Using R (or other) statistical software, one can make a table of the PDF $P(X = k)$ or the CDF $P(X \le k).$ You can get answers to all parts of your question from such a table. Maybe there is an appendix in the back of your text that shows tables for various binomial distributions. [Ignore line numbers in brackets.]

k = 0:9;  PDF = dbinom(k, 9, .4);  CDF = pbinom(k, 9, .4)
cbind(k, PDF, CDF)
      k         PDF        CDF
 [1,] 0 0.010077696 0.01007770
 [2,] 1 0.060466176 0.07054387
 [3,] 2 0.161243136 0.23178701
 [4,] 3 0.250822656 0.48260966
 [5,] 4 0.250822656 0.73343232
 [6,] 5 0.167215104 0.90064742
 [7,] 6 0.074317824 0.97496525
 [8,] 7 0.021233664 0.99619891
 [9,] 8 0.003538944 0.99973786
[10,] 9 0.000262144 1.00000000

Answer 3

looks very suspiciously like a question from homework.

Whereas this problem can be considered as $ \mathcal{Binomial(n, p)}$, it's simpler to start purely from a probability point of view.

Let's say probability of randomly selected someone from the population liking bananas is $p = 0.4$ and that for apples $q = 0.6$.

at least 2 out of 9 people like banana

To know above, we only need to work out the complement situation where 0 or only 1 people like banana.

None of the 9 people like banana: $p^0q^9$

1 of the 9 people like banana: $p^1q^8$. But there are 9 different ways of choosing the person who likes banana, so we need to multiply by 9. This is known as binomial coefficient $\binom{n}{k} = \binom{9}{1} = \frac{9!}{1!(9 - 1)!}$

So, the probability of at least 2 out of 9 like banana is therefore the rest of situations: $$\begin{align} t &= 1 - p^0q^9 - 9 p^1q^8\\ &= 1 - 0.011 - 0.0605\\ &= 0.9294 \end{align}$$

at least 3 out of 9 people like banana

similarly.

$$\begin{align} t &= 1 - \binom{9}{0}p^0q^9 - \binom{9}{1}p^1q^8 - \binom{9}{2}p^2q^7\\ &= 1 - 0.011 - 0.0605 - 0.1612\\ &= 0.768 \end{align}$$

relation to Binomial distribution

Notice that we only needed to further subtract the probability of 2 people liking bananas.

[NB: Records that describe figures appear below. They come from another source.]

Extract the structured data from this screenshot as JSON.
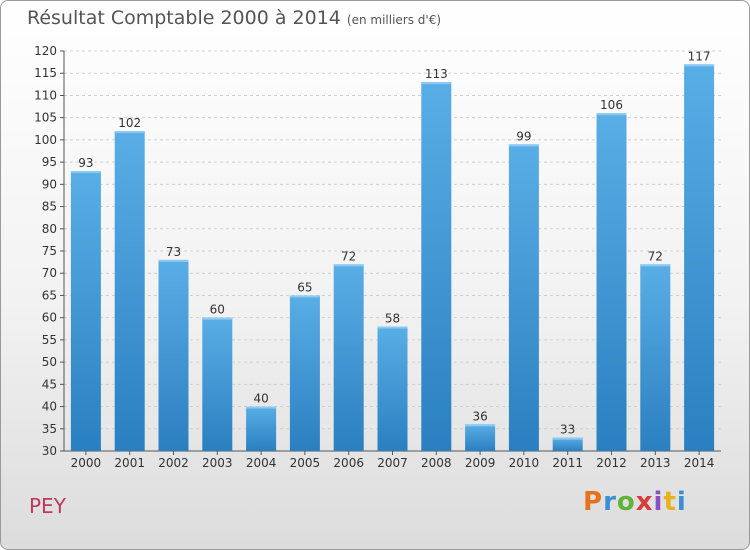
{
  "chart_data": {
    "type": "bar",
    "title": "Résultat Comptable 2000 à 2014",
    "unit_label": "(en milliers d'€)",
    "xlabel": "",
    "ylabel": "",
    "categories": [
      "2000",
      "2001",
      "2002",
      "2003",
      "2004",
      "2005",
      "2006",
      "2007",
      "2008",
      "2009",
      "2010",
      "2011",
      "2012",
      "2013",
      "2014"
    ],
    "values": [
      93,
      102,
      73,
      60,
      40,
      65,
      72,
      58,
      113,
      36,
      99,
      33,
      106,
      72,
      117
    ],
    "ylim": [
      30,
      120
    ],
    "yticks": [
      30,
      35,
      40,
      45,
      50,
      55,
      60,
      65,
      70,
      75,
      80,
      85,
      90,
      95,
      100,
      105,
      110,
      115,
      120
    ],
    "grid": true,
    "bar_color_top": "#5aaee6",
    "bar_color_bottom": "#2a7fc0"
  },
  "commune": "PEY",
  "logo": {
    "letters": [
      "P",
      "r",
      "o",
      "x",
      "i",
      "t",
      "i"
    ],
    "colors": [
      "#e8711c",
      "#3a8fd6",
      "#62b33a",
      "#d93a3a",
      "#8a4fc7",
      "#e8b21c",
      "#3a8fd6"
    ]
  }
}
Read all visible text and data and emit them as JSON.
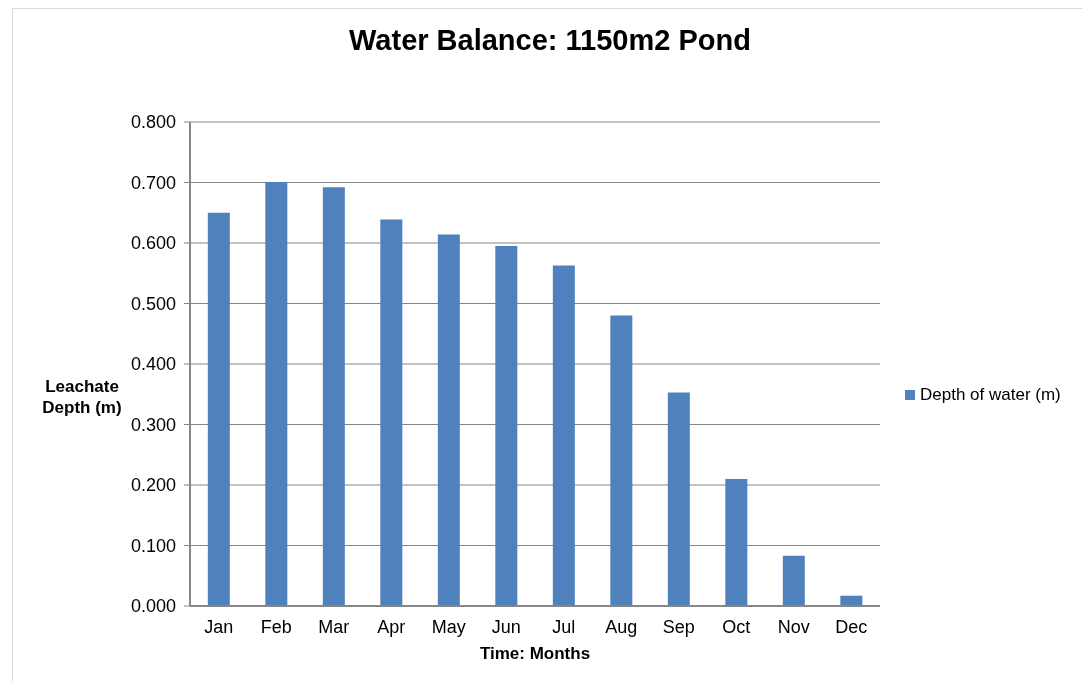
{
  "chart_data": {
    "type": "bar",
    "title": "Water Balance: 1150m2 Pond",
    "xlabel": "Time: Months",
    "ylabel": "Leachate Depth (m)",
    "categories": [
      "Jan",
      "Feb",
      "Mar",
      "Apr",
      "May",
      "Jun",
      "Jul",
      "Aug",
      "Sep",
      "Oct",
      "Nov",
      "Dec"
    ],
    "series": [
      {
        "name": "Depth of water (m)",
        "color": "#4f81bd",
        "values": [
          0.65,
          0.701,
          0.692,
          0.639,
          0.614,
          0.595,
          0.563,
          0.48,
          0.353,
          0.21,
          0.083,
          0.017
        ]
      }
    ],
    "ylim": [
      0,
      0.8
    ],
    "yticks": [
      {
        "value": 0,
        "label": "0.000"
      },
      {
        "value": 0.1,
        "label": "0.100"
      },
      {
        "value": 0.2,
        "label": "0.200"
      },
      {
        "value": 0.3,
        "label": "0.300"
      },
      {
        "value": 0.4,
        "label": "0.400"
      },
      {
        "value": 0.5,
        "label": "0.500"
      },
      {
        "value": 0.6,
        "label": "0.600"
      },
      {
        "value": 0.7,
        "label": "0.700"
      },
      {
        "value": 0.8,
        "label": "0.800"
      }
    ],
    "grid": "y",
    "legend": "right"
  }
}
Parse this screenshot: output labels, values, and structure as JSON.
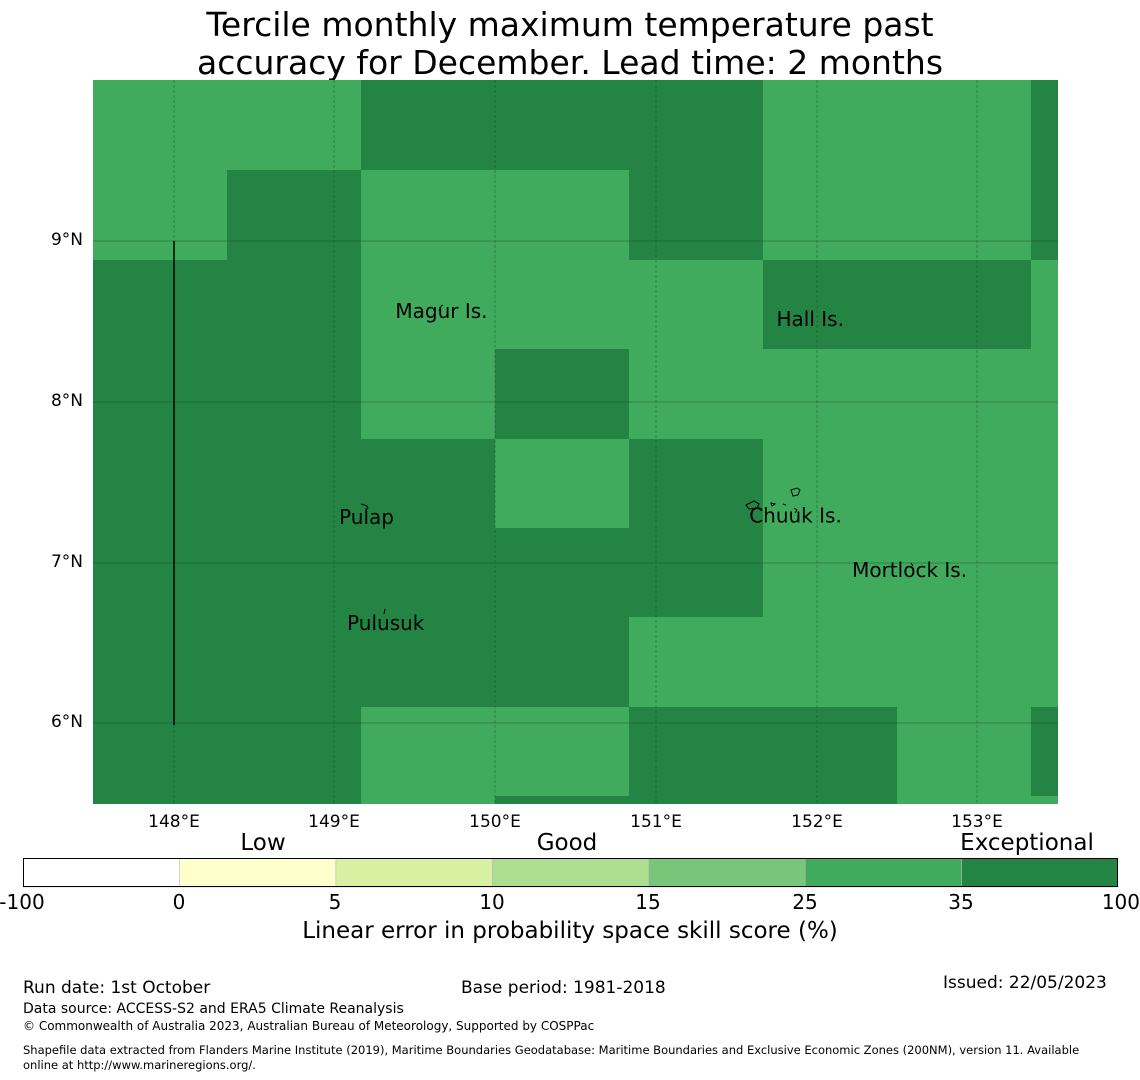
{
  "title": {
    "line1": "Tercile monthly maximum temperature past",
    "line2": "accuracy for December. Lead time: 2 months"
  },
  "map": {
    "lon_ticks": [
      "148°E",
      "149°E",
      "150°E",
      "151°E",
      "152°E",
      "153°E"
    ],
    "lat_ticks": [
      "9°N",
      "8°N",
      "7°N",
      "6°N"
    ],
    "place_labels": [
      {
        "name": "Magur Is.",
        "lon": 149.38,
        "lat": 8.52
      },
      {
        "name": "Hall Is.",
        "lon": 151.75,
        "lat": 8.47
      },
      {
        "name": "Pulap",
        "lon": 149.03,
        "lat": 7.24
      },
      {
        "name": "Chuuk Is.",
        "lon": 151.58,
        "lat": 7.25
      },
      {
        "name": "Mortlock Is.",
        "lon": 152.22,
        "lat": 6.91
      },
      {
        "name": "Pulusuk",
        "lon": 149.08,
        "lat": 6.58
      }
    ],
    "extent": {
      "lon_min": 147.5,
      "lon_max": 153.5,
      "lat_min": 5.5,
      "lat_max": 10.0
    },
    "category_colors": {
      "exceptional": "#238443",
      "good_high": "#41ab5d"
    }
  },
  "colorbar": {
    "categories": [
      "Low",
      "Good",
      "Exceptional"
    ],
    "ticks": [
      "-100",
      "0",
      "5",
      "10",
      "15",
      "25",
      "35",
      "100"
    ],
    "colors": [
      "#ffffff",
      "#ffffcc",
      "#d9f0a3",
      "#addd8e",
      "#78c679",
      "#41ab5d",
      "#238443"
    ],
    "label": "Linear error in probability space skill score (%)"
  },
  "footer": {
    "run_date": "Run date: 1st October",
    "base_period": "Base period: 1981-2018",
    "issued": "Issued: 22/05/2023",
    "data_source": "Data source: ACCESS-S2 and ERA5 Climate Reanalysis",
    "copyright": "© Commonwealth of Australia 2023, Australian Bureau of Meteorology, Supported by COSPPac",
    "shapefile_line1": "Shapefile data extracted from Flanders Marine Institute (2019), Maritime Boundaries Geodatabase: Maritime Boundaries and Exclusive Economic Zones (200NM), version 11. Available",
    "shapefile_line2": "online at http://www.marineregions.org/."
  }
}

This probability is from a Binomial probability mass function at k=2, parameterised by n and p. $$\begin{align} \mathcal{Binomial(k=2;\ n=9,\ p=0.4)} &=\binom{9}{2}p^2(1-p)^7\\ &= 0.1612 \end{align}$$

It means the cumulative distribution function CDF, by definition, is we really need here so that $$\begin{align} t &=1-\mathcal{CDF_{binomial}(k=2;\ n=9,\ p=0.4)}\\ &=1 - \sum_{k=0}^{2} \mathcal{Binomial(k;\ n=9,\ p=0.4)}\\ &= 1 - (\binom{9}{0}p^0q^9 + \binom{9}{1}p^1q^8 + \binom{9}{2}p^2q^7)\\ &= 1 - (0.011 + 0.0605 + 0.1612)\\ &= 0.768 \end{align}$$

hope it now makes sense and you can quite easily work from here.